The news was broken in the afternoon by the media and party loyalists thronged Khaleda Zia’s office at Gulshan to convey their condolence. Many were expecting that someone from the Awami League would visit Khaleda Zia. It came as a surprise when electronics and on-line media suddenly broke the news in the evening that Prime Minister Sheikh Hasina was going there to console the bereaved Khaleda Zia. At around 8.45 the prime minister arrived at the BNP’s Gulshan office only to see that the gates of the office were closed from inside. Minutes before the arrival of the prime minister, Shimul Biswas and a personal assistant of Khaleda Zia announced to the waiting press that it would not be possible for the prime minister to meet Khaleda Zia as she was under heavy sedation. However, quite a few BNP and alliance bigwigs were seen going in and coming out of the gate during the evening and saying to the media that Khaleda Zia had instructed them to announce that the blockade would continue. No one ever said that she was under sedation.
She could very well have been under sedation, but senior leaders could have met the prime minster. Instead, the prime minister was kept waiting at the gate and had to return without entering the office. This was too discourteous, and BNP leaders forgot that the prime minister is not only a person but also an institution. Moreover Sheikh Hasina went there not as a prime minster but more as a mother. Talking with quite a few senior BNP leaders it is now known that none of them had the courage to tell Khaleda Zia that the prime minister was coming. Some senior leaders, who chose not to be named, said that most of them were ready to receive the prime minister, but a telephone call just torpedoed everything. People throughout the country were pinning their hopes that though it would not be a political meeting it would help in stopping the present destructive politics. Their hopes were just blown to the wind by the improper handling of the situation.

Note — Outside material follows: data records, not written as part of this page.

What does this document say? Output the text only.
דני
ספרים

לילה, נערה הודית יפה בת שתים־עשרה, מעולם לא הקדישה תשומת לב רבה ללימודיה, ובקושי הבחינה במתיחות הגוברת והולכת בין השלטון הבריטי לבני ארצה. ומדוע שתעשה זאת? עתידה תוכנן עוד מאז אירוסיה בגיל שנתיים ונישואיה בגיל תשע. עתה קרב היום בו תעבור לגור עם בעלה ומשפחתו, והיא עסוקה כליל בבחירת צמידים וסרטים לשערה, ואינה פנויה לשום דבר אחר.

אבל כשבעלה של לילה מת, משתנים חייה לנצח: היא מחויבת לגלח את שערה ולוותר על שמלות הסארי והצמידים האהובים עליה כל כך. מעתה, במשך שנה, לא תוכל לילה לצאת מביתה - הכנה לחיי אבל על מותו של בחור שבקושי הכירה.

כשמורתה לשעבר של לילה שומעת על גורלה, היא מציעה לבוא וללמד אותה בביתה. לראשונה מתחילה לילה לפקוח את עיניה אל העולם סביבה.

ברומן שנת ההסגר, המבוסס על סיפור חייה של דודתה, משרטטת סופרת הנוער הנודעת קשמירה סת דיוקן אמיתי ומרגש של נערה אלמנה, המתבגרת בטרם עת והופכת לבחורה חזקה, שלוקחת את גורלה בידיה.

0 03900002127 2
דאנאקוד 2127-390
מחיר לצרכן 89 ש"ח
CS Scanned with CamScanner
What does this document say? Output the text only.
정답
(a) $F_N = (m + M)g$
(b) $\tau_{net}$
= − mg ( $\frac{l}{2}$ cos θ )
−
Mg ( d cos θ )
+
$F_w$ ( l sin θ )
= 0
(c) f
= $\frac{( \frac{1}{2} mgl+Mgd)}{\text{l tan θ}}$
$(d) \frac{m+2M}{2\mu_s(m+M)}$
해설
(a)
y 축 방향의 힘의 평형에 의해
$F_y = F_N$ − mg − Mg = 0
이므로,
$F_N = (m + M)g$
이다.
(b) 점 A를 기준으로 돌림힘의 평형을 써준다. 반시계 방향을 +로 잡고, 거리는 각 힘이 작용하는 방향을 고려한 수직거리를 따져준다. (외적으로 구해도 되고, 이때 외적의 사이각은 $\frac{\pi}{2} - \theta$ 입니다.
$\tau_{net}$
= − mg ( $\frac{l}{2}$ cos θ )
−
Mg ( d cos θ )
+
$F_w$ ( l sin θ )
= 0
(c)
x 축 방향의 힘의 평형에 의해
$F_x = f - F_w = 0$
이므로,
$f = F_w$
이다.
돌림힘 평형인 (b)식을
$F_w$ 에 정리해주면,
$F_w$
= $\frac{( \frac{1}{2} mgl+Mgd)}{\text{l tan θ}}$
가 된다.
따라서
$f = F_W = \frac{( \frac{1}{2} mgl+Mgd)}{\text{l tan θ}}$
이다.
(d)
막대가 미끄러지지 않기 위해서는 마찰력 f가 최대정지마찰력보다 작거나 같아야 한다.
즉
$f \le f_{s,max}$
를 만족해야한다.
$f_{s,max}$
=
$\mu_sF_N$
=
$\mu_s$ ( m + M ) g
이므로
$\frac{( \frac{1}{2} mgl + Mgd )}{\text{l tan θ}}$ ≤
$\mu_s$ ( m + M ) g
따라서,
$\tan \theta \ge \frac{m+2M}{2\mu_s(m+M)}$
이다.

Koko’s body was brought to the country last Tuesday, and was buried in the Banani graveyard after a proper janaza. Even before his burial tool place there were deliberate attempts from some quarters to mislead the people saying that Koko was denied burial at the army graveyard. If someone has to be buried at the army graveyard certain procedures have to be followed and requirements met. It has been learned that in this case the formalities were not followed or requirements met.
Everybody hopes that the present political stalemate will come to an end soon. People talk about a dialogue between the political parties to contain the ongoing violence. But the life and property threatening activities of the BNP-Jamaat axis will have to stop first. The mayhem must stop, the burnt victims must be cured, all sorts of violence must be denounced and condemned by the BNP and then only can any meaningful dialogue take place. The dialogue must be for the peace and prosperity of the country and not for going to power. Though historically nothing much was ever achieved through dialogue it is still possible, but sanity has to return before that.
The writer is a former Vice-chancellor, University of Chittagong.